Using the 7-adic Euclidean Algorithm for $\frac{181625}{11}$ and $\frac{9360}{11}$:
- $\frac{181625}{11} = (2)\left(\frac{10555}{2}\right) + \left(\frac{9360}{11} \cdot 7^1\right)$
- $\frac{10555}{2} = \left(\frac{12}{7}\right)\left(\frac{9360}{11} \cdot 7^1\right) + \left(\frac{-2215}{22} \cdot 7^2\right)$
- $\frac{9360}{11} \cdot 7^1 = \left(\frac{-10}{7}\right)\left(\frac{-2215}{22} \cdot 7^2\right) + \left(\frac{-5}{11} \cdot 7^4\right)$
- $\frac{-2215}{22} \cdot 7^2 = \left(\frac{50}{49}\right)\left(\frac{-5}{11} \cdot 7^4\right) + \left(\frac{-5}{22} \cdot 7^5\right)$
- $\frac{-5}{11} \cdot 7^4 = \left(\frac{2}{7}\right)\left(\frac{-5}{22} \cdot 7^5\right) + 0$
If someone could guide me to understand just one term, like $\frac{12}{7}$, I would greatly appreciate it!
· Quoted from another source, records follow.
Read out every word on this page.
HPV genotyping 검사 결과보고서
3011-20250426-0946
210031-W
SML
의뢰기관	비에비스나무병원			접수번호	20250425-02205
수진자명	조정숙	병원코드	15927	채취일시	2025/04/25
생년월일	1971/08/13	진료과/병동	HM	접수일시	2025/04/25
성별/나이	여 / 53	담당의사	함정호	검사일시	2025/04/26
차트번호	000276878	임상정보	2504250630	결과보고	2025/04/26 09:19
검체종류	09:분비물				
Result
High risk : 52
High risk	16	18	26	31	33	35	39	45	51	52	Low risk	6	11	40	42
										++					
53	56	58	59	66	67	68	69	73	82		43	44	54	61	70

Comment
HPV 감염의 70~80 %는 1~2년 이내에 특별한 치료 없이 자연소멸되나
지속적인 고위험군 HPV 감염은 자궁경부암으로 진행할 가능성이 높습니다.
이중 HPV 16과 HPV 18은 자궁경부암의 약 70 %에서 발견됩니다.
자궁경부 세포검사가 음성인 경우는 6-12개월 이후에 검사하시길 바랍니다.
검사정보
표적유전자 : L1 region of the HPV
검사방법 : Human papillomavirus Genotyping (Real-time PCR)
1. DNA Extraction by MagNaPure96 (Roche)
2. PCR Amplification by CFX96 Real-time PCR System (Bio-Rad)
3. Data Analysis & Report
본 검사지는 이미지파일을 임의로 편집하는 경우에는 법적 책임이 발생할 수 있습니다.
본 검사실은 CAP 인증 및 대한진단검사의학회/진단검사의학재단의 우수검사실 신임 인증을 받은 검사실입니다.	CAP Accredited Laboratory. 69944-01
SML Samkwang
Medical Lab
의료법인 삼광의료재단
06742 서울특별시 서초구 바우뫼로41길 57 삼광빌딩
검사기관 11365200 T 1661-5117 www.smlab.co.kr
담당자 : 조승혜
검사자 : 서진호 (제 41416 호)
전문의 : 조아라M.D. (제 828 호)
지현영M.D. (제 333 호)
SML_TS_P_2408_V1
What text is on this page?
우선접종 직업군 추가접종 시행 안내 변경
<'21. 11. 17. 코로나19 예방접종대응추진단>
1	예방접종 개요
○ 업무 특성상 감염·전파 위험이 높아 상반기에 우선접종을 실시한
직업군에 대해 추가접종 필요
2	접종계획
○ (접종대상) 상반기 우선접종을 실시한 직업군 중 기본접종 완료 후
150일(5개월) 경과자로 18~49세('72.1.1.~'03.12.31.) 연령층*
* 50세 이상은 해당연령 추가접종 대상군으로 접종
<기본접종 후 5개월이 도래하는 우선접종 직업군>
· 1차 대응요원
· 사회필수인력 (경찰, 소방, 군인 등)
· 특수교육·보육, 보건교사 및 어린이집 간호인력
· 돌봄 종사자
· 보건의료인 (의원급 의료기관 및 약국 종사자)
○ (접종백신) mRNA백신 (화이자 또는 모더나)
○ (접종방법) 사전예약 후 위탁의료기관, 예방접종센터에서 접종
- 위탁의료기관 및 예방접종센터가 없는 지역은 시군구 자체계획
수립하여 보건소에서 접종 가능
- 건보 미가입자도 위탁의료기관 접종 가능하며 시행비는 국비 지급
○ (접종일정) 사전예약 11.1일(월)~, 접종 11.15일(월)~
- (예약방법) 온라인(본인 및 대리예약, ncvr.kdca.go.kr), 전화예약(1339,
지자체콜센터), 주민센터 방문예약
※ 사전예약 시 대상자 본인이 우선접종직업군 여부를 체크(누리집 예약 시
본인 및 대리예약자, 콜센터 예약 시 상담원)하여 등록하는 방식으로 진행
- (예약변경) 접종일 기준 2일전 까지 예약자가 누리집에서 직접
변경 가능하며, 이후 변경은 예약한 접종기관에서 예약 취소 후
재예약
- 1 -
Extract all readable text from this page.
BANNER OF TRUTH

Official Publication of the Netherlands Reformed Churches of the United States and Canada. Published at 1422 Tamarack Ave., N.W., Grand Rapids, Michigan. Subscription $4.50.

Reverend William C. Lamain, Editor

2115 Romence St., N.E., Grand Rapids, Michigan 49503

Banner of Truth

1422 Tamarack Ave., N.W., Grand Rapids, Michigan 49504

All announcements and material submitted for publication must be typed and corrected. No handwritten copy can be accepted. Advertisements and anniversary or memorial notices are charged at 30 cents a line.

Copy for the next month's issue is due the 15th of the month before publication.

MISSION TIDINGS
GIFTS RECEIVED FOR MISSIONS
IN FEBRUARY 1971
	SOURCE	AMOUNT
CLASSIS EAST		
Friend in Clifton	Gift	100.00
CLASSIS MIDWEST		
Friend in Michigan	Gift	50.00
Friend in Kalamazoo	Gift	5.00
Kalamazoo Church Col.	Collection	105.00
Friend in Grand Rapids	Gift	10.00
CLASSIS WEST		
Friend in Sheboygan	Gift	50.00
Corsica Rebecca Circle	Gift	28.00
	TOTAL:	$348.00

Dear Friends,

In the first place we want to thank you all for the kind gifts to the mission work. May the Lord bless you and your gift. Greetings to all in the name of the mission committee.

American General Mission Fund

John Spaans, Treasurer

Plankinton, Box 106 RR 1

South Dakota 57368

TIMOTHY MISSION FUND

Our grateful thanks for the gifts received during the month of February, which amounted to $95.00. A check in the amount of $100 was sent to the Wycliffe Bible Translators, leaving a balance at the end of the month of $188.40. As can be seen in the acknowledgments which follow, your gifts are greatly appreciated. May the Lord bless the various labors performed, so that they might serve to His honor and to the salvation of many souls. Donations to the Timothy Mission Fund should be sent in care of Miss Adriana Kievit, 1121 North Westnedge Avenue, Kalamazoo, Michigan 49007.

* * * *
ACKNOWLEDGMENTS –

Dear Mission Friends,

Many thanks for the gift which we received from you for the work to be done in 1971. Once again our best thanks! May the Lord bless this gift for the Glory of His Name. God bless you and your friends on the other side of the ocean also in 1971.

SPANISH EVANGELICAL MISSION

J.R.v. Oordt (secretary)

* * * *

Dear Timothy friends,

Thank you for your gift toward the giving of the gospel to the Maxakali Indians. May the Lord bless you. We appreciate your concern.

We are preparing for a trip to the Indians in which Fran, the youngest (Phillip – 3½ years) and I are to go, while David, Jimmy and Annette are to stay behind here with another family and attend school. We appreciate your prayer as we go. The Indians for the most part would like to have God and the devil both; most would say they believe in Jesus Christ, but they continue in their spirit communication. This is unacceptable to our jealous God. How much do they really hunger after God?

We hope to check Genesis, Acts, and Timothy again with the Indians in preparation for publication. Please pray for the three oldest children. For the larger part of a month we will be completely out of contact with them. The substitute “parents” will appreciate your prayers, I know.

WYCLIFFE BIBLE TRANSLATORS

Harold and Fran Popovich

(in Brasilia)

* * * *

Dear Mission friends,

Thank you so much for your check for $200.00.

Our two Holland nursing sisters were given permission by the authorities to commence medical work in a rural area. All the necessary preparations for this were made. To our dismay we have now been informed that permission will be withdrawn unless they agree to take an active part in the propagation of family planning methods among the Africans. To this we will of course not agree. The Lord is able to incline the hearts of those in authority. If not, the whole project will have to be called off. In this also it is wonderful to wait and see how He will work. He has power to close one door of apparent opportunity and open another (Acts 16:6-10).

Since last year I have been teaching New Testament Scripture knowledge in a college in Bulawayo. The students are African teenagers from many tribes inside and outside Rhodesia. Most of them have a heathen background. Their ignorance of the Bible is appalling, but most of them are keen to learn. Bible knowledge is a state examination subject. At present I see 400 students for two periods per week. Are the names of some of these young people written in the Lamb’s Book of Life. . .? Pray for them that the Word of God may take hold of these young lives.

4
Applying the 5-adic Euclidean Algorithm for 325 and 35:
- $325 = (0)(35) + (13)(5^2)$
- $35 = \left(\frac{-11}{5}\right)(13)(5^2) + (6)(5^3)$
- $(13)(5^2) = \left(\frac{-2}{5}\right)(6)(5^3) + (1)(5^4)$
- $(6)(5^3) = \left(\frac{6}{5}\right)(5^4) + 0$
If someone could explain the derivation of any single term, e.g., $\frac{-11}{5}$, I'd be very grateful! Thank you.